American corporate executive

Juanita Baranco (born March 19, 1949) is an American corporate executive. She has been noted for breaking "race and gender barriers" in Georgia.

== Biography ==

Juanita Powell Baranco was born in Washington, D.C. Raised in Shreveport, Louisiana, Baranco earned her high school diploma and continued her studies earning her B.S. degree and her J.D. degree from Louisiana State University. Baranco practiced a successful career before becoming the assistant attorney general for the state of Georgia. She is the executive vice president and chief operating officer of Baranco Automotive Group, which she co-founded with her husband, Gregory Baranco in 1978. It was one of the first African American owned car dealerships in the metropolitan Atlanta area. In the 1980s, the recession almost destroyed their business, and barely made it through the economic recession. That effort led the Barancos to also owning several other car dealerships including Mercedes-Benz of Buckhead and several Acura dealerships. During her time at the dealership, she has had to fight gender-bias and sexism.
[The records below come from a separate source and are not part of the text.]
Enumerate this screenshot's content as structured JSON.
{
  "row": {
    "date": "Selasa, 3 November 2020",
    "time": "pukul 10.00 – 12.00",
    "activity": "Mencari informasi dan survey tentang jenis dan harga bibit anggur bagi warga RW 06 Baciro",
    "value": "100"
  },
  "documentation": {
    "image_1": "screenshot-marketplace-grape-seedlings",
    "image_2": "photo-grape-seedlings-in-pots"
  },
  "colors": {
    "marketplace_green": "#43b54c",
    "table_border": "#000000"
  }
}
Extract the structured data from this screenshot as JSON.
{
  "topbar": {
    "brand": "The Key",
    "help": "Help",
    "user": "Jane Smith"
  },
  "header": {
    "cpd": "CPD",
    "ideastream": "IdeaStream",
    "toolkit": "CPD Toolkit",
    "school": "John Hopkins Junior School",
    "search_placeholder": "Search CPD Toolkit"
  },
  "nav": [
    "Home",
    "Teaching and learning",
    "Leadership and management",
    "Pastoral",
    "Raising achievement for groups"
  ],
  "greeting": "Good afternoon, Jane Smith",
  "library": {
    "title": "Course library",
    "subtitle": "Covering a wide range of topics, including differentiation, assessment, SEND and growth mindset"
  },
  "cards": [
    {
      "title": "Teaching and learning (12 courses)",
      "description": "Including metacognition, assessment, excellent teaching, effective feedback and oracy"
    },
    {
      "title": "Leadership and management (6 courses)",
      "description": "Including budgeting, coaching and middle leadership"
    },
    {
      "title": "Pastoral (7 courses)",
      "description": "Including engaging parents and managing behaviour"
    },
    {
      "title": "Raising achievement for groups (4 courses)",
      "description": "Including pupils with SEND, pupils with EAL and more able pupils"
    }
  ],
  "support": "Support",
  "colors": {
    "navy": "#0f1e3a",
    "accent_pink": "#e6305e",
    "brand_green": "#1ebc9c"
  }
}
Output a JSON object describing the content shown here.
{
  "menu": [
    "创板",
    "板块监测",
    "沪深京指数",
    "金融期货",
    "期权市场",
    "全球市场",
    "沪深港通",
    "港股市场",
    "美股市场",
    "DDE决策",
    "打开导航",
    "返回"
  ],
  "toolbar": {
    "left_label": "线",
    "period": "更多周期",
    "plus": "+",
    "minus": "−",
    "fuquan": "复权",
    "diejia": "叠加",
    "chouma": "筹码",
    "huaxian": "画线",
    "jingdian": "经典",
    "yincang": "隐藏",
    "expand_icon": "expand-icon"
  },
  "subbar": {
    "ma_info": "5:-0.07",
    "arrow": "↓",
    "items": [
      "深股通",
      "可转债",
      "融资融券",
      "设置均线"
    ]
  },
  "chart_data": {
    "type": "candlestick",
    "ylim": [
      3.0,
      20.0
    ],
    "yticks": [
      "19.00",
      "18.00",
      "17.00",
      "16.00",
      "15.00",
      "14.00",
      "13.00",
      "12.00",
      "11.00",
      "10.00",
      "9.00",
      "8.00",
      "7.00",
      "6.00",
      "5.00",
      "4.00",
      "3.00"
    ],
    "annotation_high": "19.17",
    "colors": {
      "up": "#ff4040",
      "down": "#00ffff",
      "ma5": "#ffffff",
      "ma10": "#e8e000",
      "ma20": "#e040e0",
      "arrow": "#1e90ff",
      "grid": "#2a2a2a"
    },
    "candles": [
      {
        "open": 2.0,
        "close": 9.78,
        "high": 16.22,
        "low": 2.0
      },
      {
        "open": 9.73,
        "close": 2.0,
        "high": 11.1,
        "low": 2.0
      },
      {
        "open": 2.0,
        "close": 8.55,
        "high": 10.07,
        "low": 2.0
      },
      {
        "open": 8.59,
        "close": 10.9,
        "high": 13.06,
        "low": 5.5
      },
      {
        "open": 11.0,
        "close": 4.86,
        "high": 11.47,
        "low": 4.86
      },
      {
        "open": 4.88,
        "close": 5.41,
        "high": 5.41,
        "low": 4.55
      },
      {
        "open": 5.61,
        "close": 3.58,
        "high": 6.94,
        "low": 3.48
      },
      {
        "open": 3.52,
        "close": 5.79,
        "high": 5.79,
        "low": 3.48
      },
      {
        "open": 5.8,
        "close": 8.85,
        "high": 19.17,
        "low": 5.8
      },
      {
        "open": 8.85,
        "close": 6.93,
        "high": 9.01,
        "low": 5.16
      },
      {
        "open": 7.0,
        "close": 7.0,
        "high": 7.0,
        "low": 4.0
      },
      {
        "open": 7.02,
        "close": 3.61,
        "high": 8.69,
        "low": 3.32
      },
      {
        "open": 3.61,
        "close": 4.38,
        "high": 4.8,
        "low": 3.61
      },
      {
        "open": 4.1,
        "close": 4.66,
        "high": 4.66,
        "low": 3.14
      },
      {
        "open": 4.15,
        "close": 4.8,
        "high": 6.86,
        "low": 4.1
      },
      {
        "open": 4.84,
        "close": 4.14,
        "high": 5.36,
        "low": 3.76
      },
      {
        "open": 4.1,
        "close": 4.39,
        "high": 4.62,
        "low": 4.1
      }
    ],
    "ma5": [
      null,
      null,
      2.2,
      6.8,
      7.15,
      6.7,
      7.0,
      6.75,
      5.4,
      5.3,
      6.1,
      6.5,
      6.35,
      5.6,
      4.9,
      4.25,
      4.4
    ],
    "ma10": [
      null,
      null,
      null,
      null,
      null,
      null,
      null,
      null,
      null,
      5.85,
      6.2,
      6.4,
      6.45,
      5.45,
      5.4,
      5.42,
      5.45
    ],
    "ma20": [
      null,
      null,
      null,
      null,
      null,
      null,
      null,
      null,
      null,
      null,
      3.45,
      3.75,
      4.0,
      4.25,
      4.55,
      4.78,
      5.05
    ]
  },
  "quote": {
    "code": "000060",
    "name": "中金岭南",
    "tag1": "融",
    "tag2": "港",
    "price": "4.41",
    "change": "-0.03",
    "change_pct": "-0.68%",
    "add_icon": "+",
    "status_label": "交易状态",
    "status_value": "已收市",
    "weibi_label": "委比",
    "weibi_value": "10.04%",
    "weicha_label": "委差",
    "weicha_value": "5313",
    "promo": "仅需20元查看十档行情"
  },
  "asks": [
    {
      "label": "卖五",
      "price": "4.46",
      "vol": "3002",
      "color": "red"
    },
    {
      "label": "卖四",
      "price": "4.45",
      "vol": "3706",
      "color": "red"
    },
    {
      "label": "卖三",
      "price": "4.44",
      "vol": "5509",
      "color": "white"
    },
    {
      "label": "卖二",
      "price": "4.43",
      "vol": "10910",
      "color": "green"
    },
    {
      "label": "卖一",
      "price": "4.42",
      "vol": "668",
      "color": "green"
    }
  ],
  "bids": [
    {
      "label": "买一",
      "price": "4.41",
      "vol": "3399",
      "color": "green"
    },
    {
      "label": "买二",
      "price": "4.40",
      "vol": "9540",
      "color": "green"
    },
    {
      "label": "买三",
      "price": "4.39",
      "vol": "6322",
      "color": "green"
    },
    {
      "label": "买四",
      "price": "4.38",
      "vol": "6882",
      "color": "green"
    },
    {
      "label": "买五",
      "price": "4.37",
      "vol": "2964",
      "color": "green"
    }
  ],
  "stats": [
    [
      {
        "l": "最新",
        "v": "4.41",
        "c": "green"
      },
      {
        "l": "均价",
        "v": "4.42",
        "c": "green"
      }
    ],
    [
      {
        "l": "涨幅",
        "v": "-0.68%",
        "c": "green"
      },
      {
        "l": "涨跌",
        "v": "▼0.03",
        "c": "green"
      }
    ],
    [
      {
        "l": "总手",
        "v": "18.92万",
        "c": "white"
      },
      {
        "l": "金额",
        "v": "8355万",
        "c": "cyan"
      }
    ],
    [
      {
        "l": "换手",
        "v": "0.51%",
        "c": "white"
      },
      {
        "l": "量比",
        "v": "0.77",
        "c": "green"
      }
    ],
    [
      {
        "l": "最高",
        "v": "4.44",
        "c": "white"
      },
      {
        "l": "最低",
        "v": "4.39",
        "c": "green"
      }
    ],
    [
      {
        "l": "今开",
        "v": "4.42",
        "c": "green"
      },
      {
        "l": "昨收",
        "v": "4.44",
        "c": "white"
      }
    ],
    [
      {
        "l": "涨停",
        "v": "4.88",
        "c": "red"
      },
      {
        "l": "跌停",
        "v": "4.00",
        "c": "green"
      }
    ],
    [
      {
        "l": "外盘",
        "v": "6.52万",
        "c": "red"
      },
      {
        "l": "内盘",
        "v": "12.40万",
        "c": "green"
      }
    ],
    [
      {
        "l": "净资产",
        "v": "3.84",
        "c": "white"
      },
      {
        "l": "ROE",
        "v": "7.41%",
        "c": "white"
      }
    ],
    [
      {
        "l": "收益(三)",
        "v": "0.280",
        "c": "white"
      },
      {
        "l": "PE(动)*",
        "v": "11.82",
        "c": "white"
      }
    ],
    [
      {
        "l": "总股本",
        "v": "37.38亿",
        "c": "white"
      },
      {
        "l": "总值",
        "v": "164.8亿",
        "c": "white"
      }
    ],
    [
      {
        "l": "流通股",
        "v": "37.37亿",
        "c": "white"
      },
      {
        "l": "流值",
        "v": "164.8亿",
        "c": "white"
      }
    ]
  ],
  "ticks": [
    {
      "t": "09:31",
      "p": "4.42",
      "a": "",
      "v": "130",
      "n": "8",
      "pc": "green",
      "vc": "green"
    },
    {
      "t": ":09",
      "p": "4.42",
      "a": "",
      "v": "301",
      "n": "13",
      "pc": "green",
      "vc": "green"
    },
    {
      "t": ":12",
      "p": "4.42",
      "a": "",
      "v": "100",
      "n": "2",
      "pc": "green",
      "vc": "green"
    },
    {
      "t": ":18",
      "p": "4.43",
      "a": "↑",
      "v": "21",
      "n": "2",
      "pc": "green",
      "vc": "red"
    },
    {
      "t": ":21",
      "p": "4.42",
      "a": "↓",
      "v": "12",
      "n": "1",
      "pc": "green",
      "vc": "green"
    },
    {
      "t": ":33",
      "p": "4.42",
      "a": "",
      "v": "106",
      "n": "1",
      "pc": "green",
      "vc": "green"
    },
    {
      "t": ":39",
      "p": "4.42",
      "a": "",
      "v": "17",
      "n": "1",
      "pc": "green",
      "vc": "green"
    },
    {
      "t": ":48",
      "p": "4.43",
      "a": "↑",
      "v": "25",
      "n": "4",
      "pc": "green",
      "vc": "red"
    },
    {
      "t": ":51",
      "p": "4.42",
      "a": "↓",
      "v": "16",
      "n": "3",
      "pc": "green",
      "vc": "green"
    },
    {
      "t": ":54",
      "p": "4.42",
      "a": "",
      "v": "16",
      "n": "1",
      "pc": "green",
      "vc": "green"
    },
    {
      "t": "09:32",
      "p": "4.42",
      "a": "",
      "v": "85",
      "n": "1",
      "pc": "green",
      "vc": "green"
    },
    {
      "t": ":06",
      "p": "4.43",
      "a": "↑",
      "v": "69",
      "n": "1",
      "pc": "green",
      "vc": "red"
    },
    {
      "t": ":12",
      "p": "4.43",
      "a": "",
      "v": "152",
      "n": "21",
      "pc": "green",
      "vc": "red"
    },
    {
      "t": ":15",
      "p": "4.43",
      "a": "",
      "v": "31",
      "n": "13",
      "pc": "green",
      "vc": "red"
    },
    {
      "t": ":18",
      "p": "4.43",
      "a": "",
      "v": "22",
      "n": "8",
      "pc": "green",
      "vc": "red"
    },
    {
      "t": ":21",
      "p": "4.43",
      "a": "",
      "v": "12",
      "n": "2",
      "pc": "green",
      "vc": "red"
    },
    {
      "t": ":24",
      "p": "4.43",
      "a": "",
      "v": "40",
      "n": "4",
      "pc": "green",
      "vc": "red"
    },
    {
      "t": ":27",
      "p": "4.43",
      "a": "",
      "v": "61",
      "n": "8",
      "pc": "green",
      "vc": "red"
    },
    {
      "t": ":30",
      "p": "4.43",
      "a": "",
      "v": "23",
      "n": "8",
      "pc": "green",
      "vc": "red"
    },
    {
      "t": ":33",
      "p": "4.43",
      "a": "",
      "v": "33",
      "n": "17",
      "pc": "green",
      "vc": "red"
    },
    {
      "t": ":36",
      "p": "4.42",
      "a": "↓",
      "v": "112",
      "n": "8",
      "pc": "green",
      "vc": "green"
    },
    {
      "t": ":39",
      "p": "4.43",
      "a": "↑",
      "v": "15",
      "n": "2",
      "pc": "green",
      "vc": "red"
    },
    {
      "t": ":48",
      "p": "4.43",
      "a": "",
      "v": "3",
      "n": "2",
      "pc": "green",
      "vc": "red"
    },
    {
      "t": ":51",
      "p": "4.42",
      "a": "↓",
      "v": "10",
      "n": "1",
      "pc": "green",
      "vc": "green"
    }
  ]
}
Baranco's extensive involvement in education has led her to serve as the chairman of the DeKalb County Education Task Force and as a member of the Georgia State Board of Education from 1985 to 1991. She was appointed by Governor Zell Miller to the Board of Regents and in 1995 became the first African American women to chair the board. She is the chair of the Board of Trustees of Clark Atlanta University and also serves on the Board of Directors of Georgia Power Company. As a chair of Georgia's Board of Regents, she opposed dismantling educational programs that included race and affirmative action. During her time on the board, she was considered a "no-nonsense leader" by Black Issues in Higher Education.

She was inducted into the Georgia State University Business Hall of Fame.

Her business and community activities have won her numerous awards, among which are recognition by the Dow Jones Company for entrepreneurial excellence; the first Trumpet Award from Turner Broadcasting System for entrepreneurial excellence; Entrepreneur of the Year by the Atlanta Business League; the DECCA Award from the Atlantic Business Chronicle, the YWCA's Women of Achievement Award; and the Atlanta History Center's Defining Women in Atlanta Award. Baranco has been featured in Essence magazine as one of the best businesswomen in Atlanta and was also a finalist for the 2003 Time magazine Quality Dealer Award. She is a member of the American Bar Association and the State Bar Associations of Georgia and Louisiana.

She is also a member of Delta Sigma Theta sorority.

In 2015, she was listed as one of Georgia's 100 Most Influential Women.

==Awards and honors==
In 2021, Baranco was named a Georgia Trustee by the Georgia Historical Society, in conjunction with the Office of the Governor of Georgia, to recognize accomplishments and community service that reflect the ideals of the founding body of Trustees, which governed the Georgia colony from 1732 to 1752.